What constitutes a miracle

In the upcoming days the Jewish people will celebrate the holiday of Hanukkah.  Known to many as the Festival of Lights, the first word that comes to mind when thinking about this holiday would have to be the word miracle. But with the question being which of the 2 miracles related to the holiday is most significant in the celebration, the question needs to be asked.  What constitutes a miracle?

Most people identify a miracle as an occurrence that defies all human and natural powers. Most notably in Biblical history is the parting of the Red Sea.  However, since the belief in a miracle more often than not goes hand in hand with the belief that God is somehow involved, there are many that search for explanations to these events, rather than acknowledging the existence of a miracle. The problem with a miracle, particularly in today’s world, is that it is, by definition, not something that can be proven. The individual event taking place often can be verified, but proving it was a miracle and not explainable by logic or science is another story.

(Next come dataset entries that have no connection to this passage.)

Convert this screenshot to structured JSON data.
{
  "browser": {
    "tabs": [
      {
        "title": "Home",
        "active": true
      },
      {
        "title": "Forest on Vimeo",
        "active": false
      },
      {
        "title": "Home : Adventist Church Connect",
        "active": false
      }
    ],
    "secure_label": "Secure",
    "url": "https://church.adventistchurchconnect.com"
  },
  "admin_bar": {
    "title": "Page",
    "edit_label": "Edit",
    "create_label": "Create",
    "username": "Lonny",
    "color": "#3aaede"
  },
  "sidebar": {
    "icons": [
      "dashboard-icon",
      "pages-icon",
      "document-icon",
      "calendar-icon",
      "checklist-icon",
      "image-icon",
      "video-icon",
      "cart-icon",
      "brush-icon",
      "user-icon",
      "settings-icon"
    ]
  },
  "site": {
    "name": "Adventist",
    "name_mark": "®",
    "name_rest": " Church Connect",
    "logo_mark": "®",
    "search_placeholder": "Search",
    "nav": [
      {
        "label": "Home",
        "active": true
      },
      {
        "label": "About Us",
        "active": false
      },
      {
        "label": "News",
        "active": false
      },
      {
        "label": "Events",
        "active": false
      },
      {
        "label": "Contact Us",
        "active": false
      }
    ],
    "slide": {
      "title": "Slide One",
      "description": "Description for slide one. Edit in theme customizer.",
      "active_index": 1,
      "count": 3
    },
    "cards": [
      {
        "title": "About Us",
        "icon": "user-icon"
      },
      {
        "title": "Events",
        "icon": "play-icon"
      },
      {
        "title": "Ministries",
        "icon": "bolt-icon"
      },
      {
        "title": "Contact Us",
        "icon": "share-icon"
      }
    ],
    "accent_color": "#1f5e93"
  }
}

To help get into this a little deeper we need to address the 2 miracles associated with Hanukkah. A large segment of the Jewish world that celebrates the holiday identifies primarily with the miracle surrounding the reason that it is an 8 day holiday.  When the Jewish people returned to the Holy Temple after their victory against the Greeks and prepared to kindle the lights, they appeared to have only enough oil for one day.  When the Menorah burned for 8 days instead of 1, this was seen as a miracle.  Subsequently we celebrate Hanukkah for 8 days, lighting 1 candle the first day and progressing to 8 candles on the final day.  While this part of the holiday may be seen by many as the miracle of Hanukkah, the true miracle is actually how we made it to the Temple to light the Menorah in the first place.  This is the miracle of the Jewish people, with their leader Judah the Maccabee defeating the mighty Greek army.  The irony of this is that winning a war is far easier to validate as a natural occurrence, albeit an amazing one, than is one day of oil lasting for eight.  But even the prayer said during Hanukkah every day in the Amidah, the prayer of Al Hanisim, translated into English as About the miracles, the focus is put on the battle won by the Jewish army.
The prayer says the following:
In the days of Mattathias son of Yohanan the high priest, the Hasmonean, and his sons, when the evil kingdom of Greece stood against your people Israel in order to make them forget your Torah and violate your laws. 
You, in your enormous mercy, stood up for them in their time of great need, upheld their cause, judged their case, and avenged their oppressors. You delivered the mighty into the hands of the week, the many into the hands of the few, the impure into the hands of the pure, the wicked into the hands of the righteous, and the degenerates into the hands of those who cling to your Torah.
And you made for yourself a great and holy name in your world, and performed a great salvation and miracle for your people Israel, as you do today.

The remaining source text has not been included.